KUALA LUMPUR (Nov 17): JP Morgan which has been bearish on the glove sector since last year, has once again slashed its target price (TP) for Top Glove Corp Bhd to RM1.50 — a 67.33% discount from its current price of RM2.51 — while maintaining an “underweight” rating.
In a note, JP Morgan said the market is underestimating the potential impact of the bottoming gloves average selling price (ASP) and the shift in pricing power back to the buyers.
The note also covered Hartalega Holdings Bhd and Kossan Rubber Industries Bhd. JP Morgan gave an “underweight” rating and a fair value of RM4.00 to Hartalega, 36.25% lower than its current price of RM5.45 while Kossan’s rating was “neutral” and its fair value is pegged at RM2.00, down 3.5% from its current price of RM2.07.
Notably, these TPs are similar to the glove makers’ share prices before the global Covid-19 outbreak.
JP Morgan analysts Jeffrey Ng and Sean Teo said the operating margin per unit (OPM) from the latest results briefings from the Malaysian glove makers might fall below pre-Covid-19 levels despite earlier estimates forecasting a better-than-pre-Covid-19 OPM.
“The industry is still finding [its] bottom. Note that glove ASP has dropped from US$115 in Feb-21 to today’s US$28-$30. It is now clear that glove ASP has reverted to a cost-plus basis. Channel checks indicate that current OPM is already nearing pre-Covid-19 margins. But the main question is will margins compress below pre-Covid-19 levels due to intensified competition from China? The risks are tilted toward the downside and the market, in our view, has not fully discounted this risk,” the analysts wrote.

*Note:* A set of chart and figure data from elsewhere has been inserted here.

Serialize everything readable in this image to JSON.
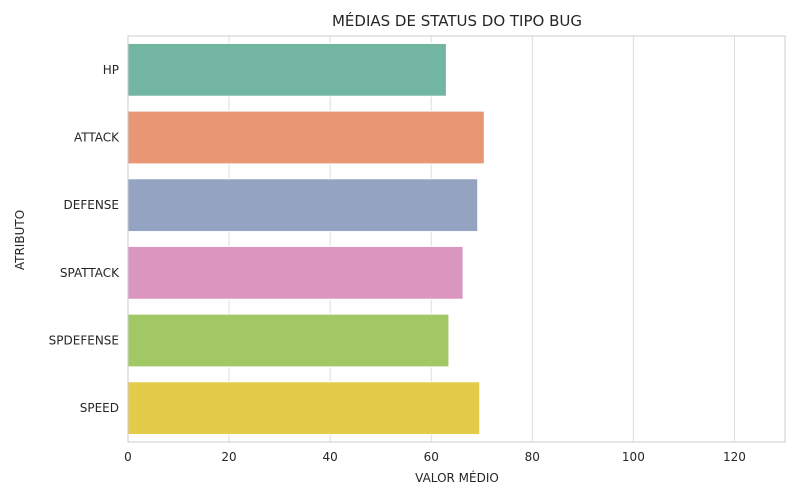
{
  "chart_data": {
    "type": "bar",
    "orientation": "horizontal",
    "title": "MÉDIAS DE STATUS DO TIPO BUG",
    "xlabel": "VALOR MÉDIO",
    "ylabel": "ATRIBUTO",
    "categories": [
      "HP",
      "ATTACK",
      "DEFENSE",
      "SPATTACK",
      "SPDEFENSE",
      "SPEED"
    ],
    "values": [
      63,
      70.5,
      69.2,
      66.3,
      63.5,
      69.6
    ],
    "colors": [
      "#72b6a1",
      "#e99675",
      "#95a3c3",
      "#db96c0",
      "#a2c865",
      "#e2cc49"
    ],
    "xlim": [
      0,
      130
    ],
    "xticks": [
      0,
      20,
      40,
      60,
      80,
      100,
      120
    ],
    "grid": "vertical"
  }
}
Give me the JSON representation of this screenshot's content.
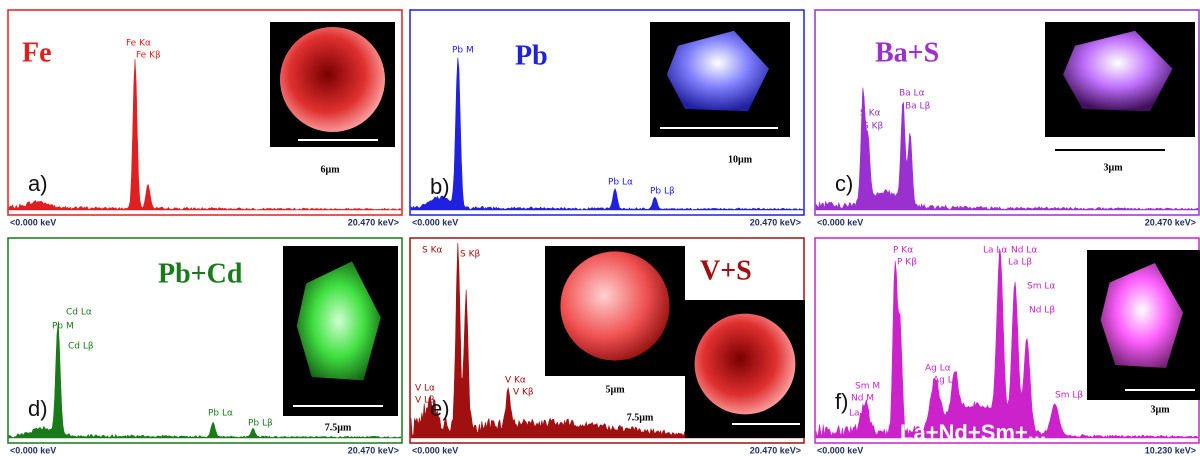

They also cut the OPM assumptions by 20%-30% similar to pre-Covid-19 margins of US$2.4-5 and said that the glove makers will see a mean reversion and trade at their respective historical trading ranges of 13-18 times earnings unless a price war happens.
JP Morgan noted that Kossan’s modest expansion plans and its net cash as of September 2021 stood at RM2.4 billion which makes up 38% of its market capitalisation and is expected to improve to 39% in FY22.
Top Glove and Hartalega, however, have a latest quarterly net cash of 3% and 22% respectively against their market capitalisation of RM20.6 billion and RM18.37 billion.
The analysts cautioned that ambitious expansion plans would limit the future growth of the glove makers’ net cash position.
Meanwhile, JP Morgan said Malaysian glove makers’ best days are over as Covid-19 testing — which drove demand for rubber gloves and caused supply tightness — has peaked and glove demand and prices will decelerate and normalize thereafter.
In particular, the analyst believes that Top Glove and Hartalega’s balance sheet management is suboptimal for creating shareholder value due to the persistence in dividend payouts and funding their increasing capex for more production capacity with equity which has a higher cost compared to debt.
“Despite the strong cash flow generation, the company has maintained its dividend payout at 50%, but plans to increase capex to 4x its historical average. Utilizing equity at a cost of 7.7% vs the cost of debt of <5% in funding capex, in our view, is not optimal for shareholder value creation,” the analysts wrote of Top Glove.
Top Glove’s peer Hartalega had also said that it will increase its capex by 2.3 times in the next three years, compared with its financial year ended March 31, 2017 (FY17) to FY19.
“We believe Hartalega could unlock more value if it utilizes its debt to fund its capex as its cost of equity of 7.8% is higher than its cost of debt of 2.5%. However, Hartalega has stated it will maintain its 60% dividend payout despite the supernormal cycle and deploy cash instead of tapping debt to fund its capex,” the analysts said.
Kossan, on the other hand, has a fairly muted capex despite a strong cash generation during the glove supercycle. As it has been trading at a discount to its peers due to its smaller size and lower margins and is no longer in large funds’ top-10 holdings according to JP Morgan’s proprietary domestic fund fact sheet analysis.
JP Morgan also outlined risks to its bearish sector call which includes a sharp cut in planned capacity expansion which reduces price competition risk, and unexpected changes in nitrile and natural rubber prices which could uplift glove prices from their current lows.
Further challenges to its sector call would be a consistent step-up in dividend payout and balance sheet management, a substantial depreciation of the ringgit that would improve profits as gloves are sold in US dollar terms.